O’Reilly Automotive has announced its 2017 second quarter comparable store sales results of 1.7 percent, which fell short of previously issued second quarter comparable store sales guidance of 3 to 5 percent. The company will release its full second quarter 2017 results on Wednesday, July 26.
Greg Henslee, O’Reilly’s CEO, stated, “After exiting the first quarter and entering April on an improved sales trend, we faced a more challenging sales environment than we expected for the remainder of the quarter. Our second quarter comparable store sales results of 1.7 percent represent an improvement over our first quarter, but fell below our guidance of 3 to 5 percent, due to what we believe were continued headwinds from a second consecutive mild winter and overall weak consumer demand. The comparable store sales shortfall will also have a consequent impact on our operating profitability, which we will report in our full second quarter earnings release on July 26.”

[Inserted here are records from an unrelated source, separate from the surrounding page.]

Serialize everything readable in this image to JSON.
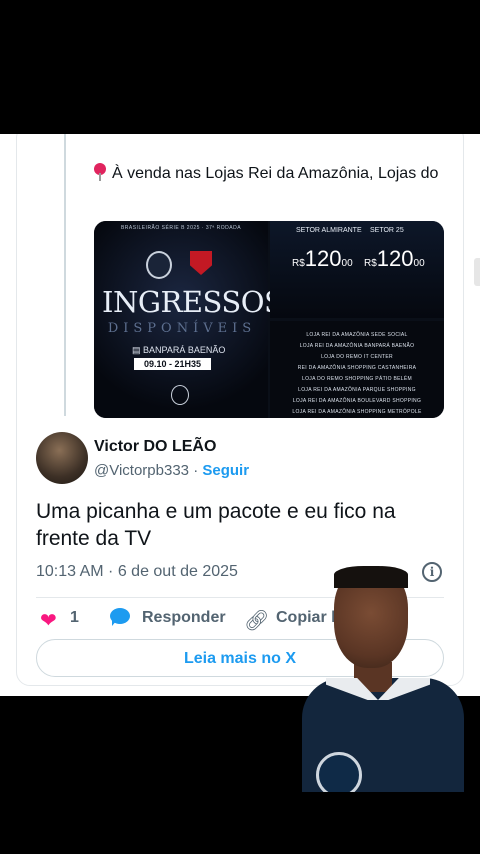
{
  "quoted": {
    "cut_text": "",
    "text": "À venda nas Lojas Rei da Amazônia, Lojas do",
    "pin_icon": "round-pushpin-icon",
    "poster_left": {
      "header": "BRASILEIRÃO SÉRIE B 2025 · 37ª RODADA",
      "title": "INGRESSOS",
      "subtitle": "DISPONÍVEIS",
      "venue": "BANPARÁ BAENÃO",
      "date_time": "09.10 - 21H35"
    },
    "poster_right": {
      "sectors": [
        {
          "name": "SETOR ALMIRANTE",
          "price_prefix": "R$",
          "price": "120",
          "cents": "00"
        },
        {
          "name": "SETOR 25",
          "price_prefix": "R$",
          "price": "120",
          "cents": "00"
        }
      ],
      "stores": [
        "LOJA REI DA AMAZÔNIA SEDE SOCIAL",
        "LOJA REI DA AMAZÔNIA BANPARÁ BAENÃO",
        "LOJA DO REMO IT CENTER",
        "REI DA AMAZÔNIA SHOPPING CASTANHEIRA",
        "LOJA DO REMO SHOPPING PÁTIO BELÉM",
        "LOJA REI DA AMAZÔNIA PARQUE SHOPPING",
        "LOJA REI DA AMAZÔNIA BOULEVARD SHOPPING",
        "LOJA REI DA AMAZÔNIA SHOPPING METRÓPOLE"
      ]
    }
  },
  "author": {
    "name": "Victor DO LEÃO",
    "handle": "@Victorpb333",
    "separator": "·",
    "follow_label": "Seguir"
  },
  "tweet": {
    "text": "Uma picanha e um pacote e eu fico na frente da TV",
    "timestamp": "10:13 AM · 6 de out de 2025"
  },
  "actions": {
    "like_count": "1",
    "reply_label": "Responder",
    "copy_label": "Copiar li"
  },
  "read_more_label": "Leia mais no X",
  "colors": {
    "accent": "#1d9bf0",
    "like": "#f91880",
    "text": "#0f1419",
    "muted": "#536471"
  }
}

Henslee added, “While we are disappointed with our sales results in the first half of the year, we remain confident in the long-term health of our industry and our team’s ability to provide exceptional customer service and take market share in this challenging demand environment.”

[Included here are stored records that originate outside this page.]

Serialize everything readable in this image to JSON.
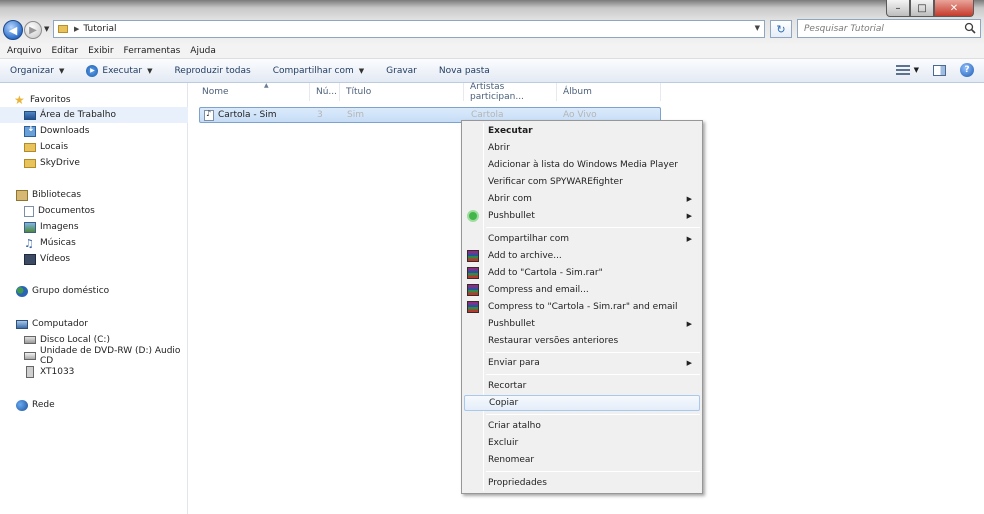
{
  "window": {
    "minimize_label": "–",
    "maximize_label": "□",
    "close_label": "✕"
  },
  "address": {
    "path": "Tutorial",
    "back_label": "◀",
    "forward_label": "▶",
    "refresh_label": "↻"
  },
  "search": {
    "placeholder": "Pesquisar Tutorial"
  },
  "menubar": {
    "items": [
      "Arquivo",
      "Editar",
      "Exibir",
      "Ferramentas",
      "Ajuda"
    ]
  },
  "commandbar": {
    "organize": "Organizar",
    "execute": "Executar",
    "play_all": "Reproduzir todas",
    "share_with": "Compartilhar com",
    "burn": "Gravar",
    "new_folder": "Nova pasta",
    "help_label": "?"
  },
  "navpane": {
    "favorites": "Favoritos",
    "desktop": "Área de Trabalho",
    "downloads": "Downloads",
    "recent": "Locais",
    "skydrive": "SkyDrive",
    "libraries": "Bibliotecas",
    "documents": "Documentos",
    "images": "Imagens",
    "music": "Músicas",
    "videos": "Vídeos",
    "homegroup": "Grupo doméstico",
    "computer": "Computador",
    "local_disk": "Disco Local (C:)",
    "dvd_drive": "Unidade de DVD-RW (D:) Audio CD",
    "device": "XT1033",
    "network": "Rede"
  },
  "columns": {
    "name": "Nome",
    "number": "Nú...",
    "title": "Título",
    "artists": "Artistas participan...",
    "album": "Álbum"
  },
  "file": {
    "name": "Cartola - Sim",
    "number": "3",
    "title": "Sim",
    "artists": "Cartola",
    "album": "Ao Vivo"
  },
  "context_menu": {
    "execute": "Executar",
    "open": "Abrir",
    "add_wmp": "Adicionar à lista do Windows Media Player",
    "verify_spyware": "Verificar com SPYWAREfighter",
    "open_with": "Abrir com",
    "pushbullet_1": "Pushbullet",
    "share_with": "Compartilhar com",
    "add_archive": "Add to archive...",
    "add_to_rar": "Add to \"Cartola - Sim.rar\"",
    "compress_email": "Compress and email...",
    "compress_rar_email": "Compress to \"Cartola - Sim.rar\" and email",
    "pushbullet_2": "Pushbullet",
    "restore_versions": "Restaurar versões anteriores",
    "send_to": "Enviar para",
    "cut": "Recortar",
    "copy": "Copiar",
    "create_shortcut": "Criar atalho",
    "delete": "Excluir",
    "rename": "Renomear",
    "properties": "Propriedades"
  }
}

Second Quarter Comparable Store Sales Results
Comparable store sales are calculated based on the change in sales for stores open at least one year and exclude sales of specialty machinery, sales to independent parts stores and sales to team members, as well as the sales from Leap Day in the six months ended June 30, 2016. Comparable store sales increased 1.7 percent for the second quarter ended June 30, on top of 4.3 percent for the same period one year ago. Comparable store sales increased 1.3 percent for the six months ended June 30, 2017, on top of 5.1 percent for the same period one year ago.